Functionele cookies mogen altijd zonder melding geplaatst worden bij een bezoeker. De website zou zonder simpelweg niet werken. Denk hierbij aan bijvoorbeeld een winkelmandje. Cookies voor voorkeuren mogen meestal ook zonder melding geplaatst worden, deze worden meestal gebruikt om een de voorkeur van een taal van de bezoeker op te slaan. Vrijwel alle andere cookies mogen niet zonder toestemming van een bezoeker worden geplaatst.

Mag Google Analytics zonder cookiemelding gebruikt worden?

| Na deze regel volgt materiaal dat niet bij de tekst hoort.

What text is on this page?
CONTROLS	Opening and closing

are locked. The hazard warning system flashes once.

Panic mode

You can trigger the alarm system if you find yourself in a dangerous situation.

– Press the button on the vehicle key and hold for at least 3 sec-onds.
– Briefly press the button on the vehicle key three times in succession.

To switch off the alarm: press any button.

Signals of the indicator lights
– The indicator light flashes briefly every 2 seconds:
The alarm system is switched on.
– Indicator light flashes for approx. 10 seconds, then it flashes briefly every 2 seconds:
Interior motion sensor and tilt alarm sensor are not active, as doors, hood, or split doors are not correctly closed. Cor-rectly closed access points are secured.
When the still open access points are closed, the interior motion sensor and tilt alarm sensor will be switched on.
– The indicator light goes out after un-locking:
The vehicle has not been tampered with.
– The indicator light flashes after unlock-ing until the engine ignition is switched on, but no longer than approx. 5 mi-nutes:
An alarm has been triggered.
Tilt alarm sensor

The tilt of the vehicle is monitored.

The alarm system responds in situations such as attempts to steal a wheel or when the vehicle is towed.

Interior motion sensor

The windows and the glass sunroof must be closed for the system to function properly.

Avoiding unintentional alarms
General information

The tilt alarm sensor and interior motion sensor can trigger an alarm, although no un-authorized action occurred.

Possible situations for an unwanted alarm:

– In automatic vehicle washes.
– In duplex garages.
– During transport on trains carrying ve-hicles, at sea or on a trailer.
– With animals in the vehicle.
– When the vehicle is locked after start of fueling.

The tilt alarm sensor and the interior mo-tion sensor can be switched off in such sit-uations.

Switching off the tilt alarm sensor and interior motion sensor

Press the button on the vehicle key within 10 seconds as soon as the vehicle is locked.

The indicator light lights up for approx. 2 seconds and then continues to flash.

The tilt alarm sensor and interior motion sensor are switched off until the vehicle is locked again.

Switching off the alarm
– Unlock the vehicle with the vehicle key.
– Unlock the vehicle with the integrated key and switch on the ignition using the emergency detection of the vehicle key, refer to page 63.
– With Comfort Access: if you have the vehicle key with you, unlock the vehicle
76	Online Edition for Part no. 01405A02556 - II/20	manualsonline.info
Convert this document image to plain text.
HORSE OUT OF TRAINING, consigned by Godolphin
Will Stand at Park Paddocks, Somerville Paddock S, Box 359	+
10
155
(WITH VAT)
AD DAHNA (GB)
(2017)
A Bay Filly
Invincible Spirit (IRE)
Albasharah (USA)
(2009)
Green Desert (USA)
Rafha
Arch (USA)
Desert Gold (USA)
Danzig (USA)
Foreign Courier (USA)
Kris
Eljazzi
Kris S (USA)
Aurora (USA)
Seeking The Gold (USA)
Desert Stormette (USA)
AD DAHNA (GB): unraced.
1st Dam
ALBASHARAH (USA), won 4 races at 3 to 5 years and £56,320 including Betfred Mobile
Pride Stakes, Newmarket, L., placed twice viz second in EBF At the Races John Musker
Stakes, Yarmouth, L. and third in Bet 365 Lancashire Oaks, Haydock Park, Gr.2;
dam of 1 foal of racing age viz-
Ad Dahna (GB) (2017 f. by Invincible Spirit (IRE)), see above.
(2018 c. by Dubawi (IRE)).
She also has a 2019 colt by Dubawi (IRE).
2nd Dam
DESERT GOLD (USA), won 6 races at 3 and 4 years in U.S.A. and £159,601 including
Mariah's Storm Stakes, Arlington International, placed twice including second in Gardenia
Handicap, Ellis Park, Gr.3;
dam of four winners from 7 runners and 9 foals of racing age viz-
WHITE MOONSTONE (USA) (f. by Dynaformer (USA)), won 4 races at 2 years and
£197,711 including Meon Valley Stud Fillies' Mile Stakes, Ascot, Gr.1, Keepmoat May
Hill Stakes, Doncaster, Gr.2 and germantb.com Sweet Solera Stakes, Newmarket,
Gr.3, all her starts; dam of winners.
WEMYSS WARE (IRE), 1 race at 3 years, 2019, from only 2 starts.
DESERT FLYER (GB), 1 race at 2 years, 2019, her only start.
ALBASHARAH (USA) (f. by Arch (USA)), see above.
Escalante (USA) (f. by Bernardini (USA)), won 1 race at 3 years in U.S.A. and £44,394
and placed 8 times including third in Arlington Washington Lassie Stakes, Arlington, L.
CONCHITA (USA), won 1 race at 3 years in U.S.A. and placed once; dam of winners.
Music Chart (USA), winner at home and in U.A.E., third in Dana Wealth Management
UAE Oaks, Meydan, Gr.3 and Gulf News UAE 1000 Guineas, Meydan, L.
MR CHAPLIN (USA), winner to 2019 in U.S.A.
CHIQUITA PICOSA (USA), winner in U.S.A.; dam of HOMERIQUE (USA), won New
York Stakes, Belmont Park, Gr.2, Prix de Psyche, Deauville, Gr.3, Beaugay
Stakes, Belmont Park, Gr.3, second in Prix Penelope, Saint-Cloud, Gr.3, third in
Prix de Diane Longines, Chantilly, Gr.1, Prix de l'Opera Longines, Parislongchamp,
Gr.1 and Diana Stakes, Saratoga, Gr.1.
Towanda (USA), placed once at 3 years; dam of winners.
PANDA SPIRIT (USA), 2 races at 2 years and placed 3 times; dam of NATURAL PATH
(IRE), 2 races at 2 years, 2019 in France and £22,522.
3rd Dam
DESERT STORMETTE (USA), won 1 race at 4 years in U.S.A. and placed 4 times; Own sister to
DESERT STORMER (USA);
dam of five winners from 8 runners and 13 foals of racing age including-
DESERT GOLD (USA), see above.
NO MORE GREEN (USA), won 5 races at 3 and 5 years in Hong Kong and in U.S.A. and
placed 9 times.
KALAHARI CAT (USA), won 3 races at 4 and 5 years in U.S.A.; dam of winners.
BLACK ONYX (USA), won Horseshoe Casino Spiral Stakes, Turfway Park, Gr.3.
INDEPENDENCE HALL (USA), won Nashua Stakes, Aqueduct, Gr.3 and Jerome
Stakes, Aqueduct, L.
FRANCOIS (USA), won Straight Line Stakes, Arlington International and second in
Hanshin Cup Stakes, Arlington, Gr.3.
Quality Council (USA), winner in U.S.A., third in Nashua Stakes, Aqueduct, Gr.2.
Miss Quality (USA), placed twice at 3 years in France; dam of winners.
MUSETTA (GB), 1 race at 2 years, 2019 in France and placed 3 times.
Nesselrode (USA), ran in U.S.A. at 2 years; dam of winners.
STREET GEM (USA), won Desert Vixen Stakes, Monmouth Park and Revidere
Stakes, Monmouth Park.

De website van de Rijksoverheid is vrij duidelijk, niet alle cookies mogen zonder toestemming. Functionele cookies en Analytische (Statistieken) cookies mogen wel zonder toestemming geplaatst worden. Deze cookies moeten dan overigen wel binnen de kaders van de AVG wetgeving opereren. Standaard Google Analytics voldoet daar niet aan, maar na een aantal aanpassingen - beschreven in ons artikel "Website AVG-proof maken" - mag het wel.

e-Privacy regelgeving

Opvallend is dat in de brochure van de Rijksoverheid genaamd "De AVG voor het MKB (ondernemers)" van 11 pagina's, maar ook de "Handleiding Algemene verordening gegevensbescherming (AVG)" het woord "cookie" niet voorkomt. Dat maakt het geheel dan ook niet duidelijker. Wij baseren ons dan ook op de regels zoals beschreven in de AVG wetgeving, die zijn van toepassing op cookies, maar - zoals wel vaker met wetgeving - soms wat vaag beschreven.

Gelukkig komt hier - als het goed is - verbetering in. Er komt in 2019 e-Privacy regelgeving die zich ook meer richt op cookies; de digitale wereld. Meer hierover volgt later.